ABSTRACT
Transcription factors (TFs) play a pivotal role in orchestrating the intricate patterns of gene regulation critical for development and health. Although gene expression is complex, differential expression of many genes is often due to regulation by just a handful of TFs. Despite extensive efforts to elucidate TF-target regulatory relationships in C. elegans, existing experimental datasets cover distinct subsets of TFs and leave data integration challenging.
Here I introduce CelEsT, a unified gene regulatory network (GRN) designed to estimate the activity of 487 distinct C. elegans TFs - ∼58% of the total - from gene expression data. To integrate data from ChIP-seq, DNA-binding motifs, and eY1H screens, different GRNs were benchmarked against a comprehensive set of TF perturbation RNA-seq experiments and identified optimal processing of each data type. Moreover, I showcase how leveraging conservation of TF binding motifs in the promoters of candidate target orthologues across genomes of closely-related species can distil targets into a select set of highly informative interactions, a strategy which can be applied to many model organisms. Combined analyses of multiple datasets from commonly-studied conditions including heat shock, bacterial infection and male-vs-female comparison validates CelEsT’s performance and highlights previously overlooked TFs that likely play major roles in co-ordinating the transcriptional response to these conditions.

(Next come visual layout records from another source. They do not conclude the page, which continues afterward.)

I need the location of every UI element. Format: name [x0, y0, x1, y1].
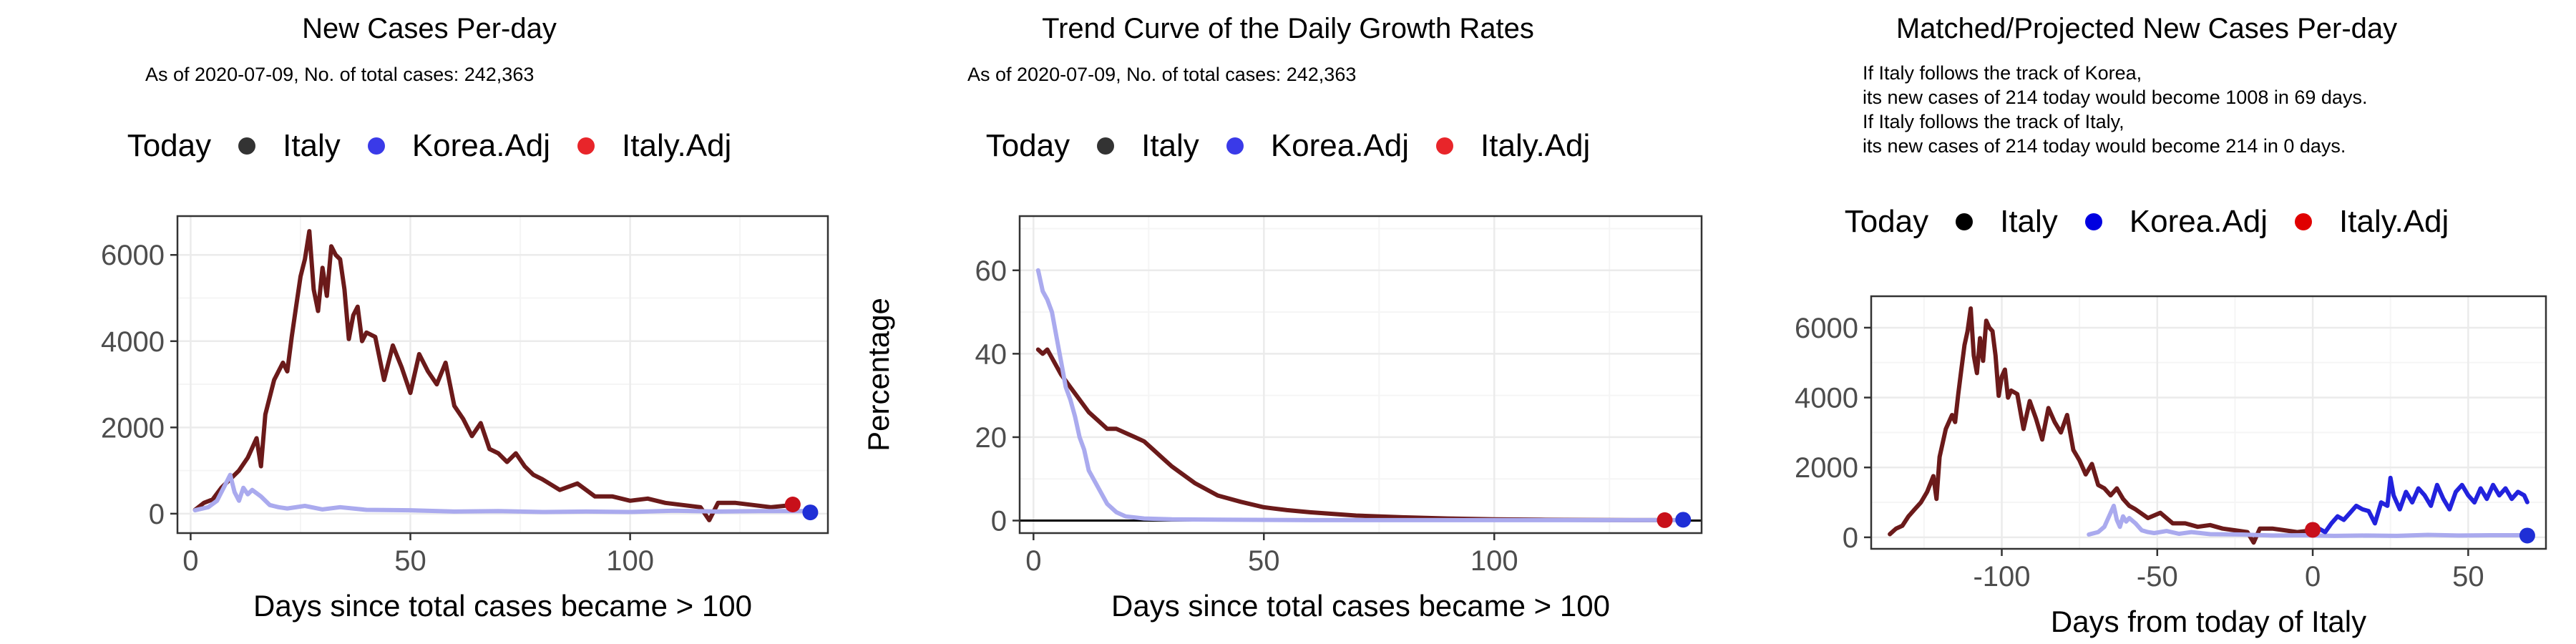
series-line-korea-adj [1035, 268, 1681, 522]
y-tick-label: 0 [149, 499, 165, 530]
legend-title: Today [127, 128, 212, 163]
series-line-italy [1035, 347, 1667, 522]
today-point-italy-adj [784, 496, 801, 512]
legend-item-italy-adj: Italy.Adj [1436, 128, 1590, 164]
legend-dot [1436, 137, 1454, 155]
legend-dot [577, 137, 595, 155]
legend-item-korea-adj: Korea.Adj [1226, 128, 1409, 164]
series-line-korea-adj [192, 472, 809, 514]
legend-dot [2295, 213, 2313, 230]
chart-projected: -100 -50 0 50 0 2000 4000 6000 Days from today o… [1795, 295, 2547, 638]
y-tick-label: 0 [991, 506, 1007, 537]
chart-subtitle: As of 2020-07-09, No. of total cases: 24… [145, 64, 535, 85]
x-tick-label: 0 [1025, 545, 1041, 577]
chart-title: Matched/Projected New Cases Per-day [1896, 13, 2398, 44]
y-tick-label: 20 [975, 422, 1008, 454]
x-axis-title: Days since total cases became > 100 [253, 589, 752, 623]
legend: Today Italy Korea.Adj Italy.Adj [1717, 202, 2576, 242]
legend-dot [238, 137, 256, 155]
legend-dot [1226, 137, 1244, 155]
plot-border [176, 215, 829, 535]
legend-label: Italy [283, 128, 341, 163]
y-tick-label: 6000 [1795, 313, 1858, 344]
x-tick-label: -50 [2137, 561, 2178, 592]
gridlines [1020, 216, 1702, 533]
legend-dot [2084, 213, 2102, 230]
y-axis-title: Percentage [862, 298, 895, 452]
y-tick-label: 60 [975, 255, 1008, 287]
legend-label: Korea.Adj [2129, 204, 2268, 239]
chart-new-cases: 0 50 100 0 2000 4000 6000 Days since total case… [101, 215, 829, 623]
x-tick-label: 0 [182, 545, 198, 577]
legend-item-italy-adj: Italy.Adj [577, 128, 731, 164]
legend-label: Italy [1141, 128, 1199, 163]
legend-item-italy: Italy [1097, 128, 1199, 164]
legend-item-italy-adj: Italy.Adj [2295, 204, 2449, 240]
plot-border [1018, 215, 1703, 535]
series-line-italy [1888, 306, 2316, 545]
x-tick-label: 50 [2452, 561, 2484, 592]
legend-title: Today [985, 128, 1070, 163]
y-tick-label: 2000 [101, 412, 165, 444]
y-tick-label: 6000 [101, 240, 165, 271]
panel-projected: Matched/Projected New Cases Per-day If I… [1717, 0, 2576, 644]
x-tick-label: 50 [394, 545, 426, 577]
plot-border [1870, 295, 2547, 550]
x-tick-label: -100 [1973, 561, 2030, 592]
x-tick-label: 100 [606, 545, 654, 577]
legend: Today Italy Korea.Adj Italy.Adj [0, 126, 859, 166]
legend-label: Italy.Adj [622, 128, 732, 163]
legend-item-korea-adj: Korea.Adj [2084, 204, 2268, 240]
y-tick-label: 4000 [1795, 383, 1858, 414]
chart-title: Trend Curve of the Daily Growth Rates [1042, 13, 1534, 44]
legend-dot [1097, 137, 1115, 155]
chart-title: New Cases Per-day [302, 13, 557, 44]
legend-label: Korea.Adj [411, 128, 551, 163]
x-tick-label: 0 [2305, 561, 2321, 592]
x-axis-title: Days from today of Italy [2051, 605, 2366, 638]
legend-item-korea-adj: Korea.Adj [367, 128, 551, 164]
chart-subtitle: If Italy follows the track of Korea, its… [1863, 62, 2368, 157]
today-point-korea-adj [1675, 512, 1692, 528]
today-point-korea-adj [2519, 527, 2535, 544]
today-point-korea-adj [802, 504, 819, 521]
legend-label: Italy [2000, 204, 2058, 239]
x-tick-label: 100 [1470, 545, 1518, 577]
series-line-korea-adj [2087, 503, 2529, 538]
legend-item-italy: Italy [1956, 204, 2058, 240]
panel-growth-rates: Trend Curve of the Daily Growth Rates As… [859, 0, 1717, 644]
y-tick-label: 40 [975, 338, 1008, 370]
chart-subtitle: As of 2020-07-09, No. of total cases: 24… [967, 64, 1357, 85]
panel-new-cases: New Cases Per-day As of 2020-07-09, No. … [0, 0, 859, 644]
y-tick-label: 4000 [101, 326, 165, 358]
today-point-italy-adj [2305, 522, 2321, 538]
y-tick-label: 2000 [1795, 452, 1858, 484]
legend-dot [367, 137, 385, 155]
legend: Today Italy Korea.Adj Italy.Adj [859, 126, 1717, 166]
x-axis-title: Days since total cases became > 100 [1111, 589, 1610, 623]
legend-title: Today [1844, 204, 1929, 239]
series-line-italy [192, 229, 791, 522]
chart-growth-rates: 0 50 100 0 20 40 60 Days since total cases beca… [862, 215, 1703, 623]
legend-dot [1956, 213, 1974, 230]
y-tick-label: 0 [1843, 522, 1858, 554]
x-tick-label: 50 [1248, 545, 1280, 577]
legend-label: Korea.Adj [1270, 128, 1410, 163]
legend-label: Italy.Adj [2339, 204, 2449, 239]
gridlines [177, 216, 828, 533]
today-point-italy-adj [1657, 512, 1673, 528]
series-line-korea-adj-projected [2311, 475, 2529, 535]
legend-label: Italy.Adj [1480, 128, 1591, 163]
legend-item-italy: Italy [238, 128, 341, 164]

CelEsT can be used to infer TF activity on a standard laptop computer within minutes. Furthermore, an R Shiny app is provided for the community to perform rapid analysis with minimal coding experience required. I anticipate that widespread adoption of CelEsT will significantly enhance the interpretive power of transcriptomic experiments, both present and retrospective, thereby advancing our understanding of gene regulation in C. elegans and beyond.
Competing Interest Statement
The authors have declared no competing interest.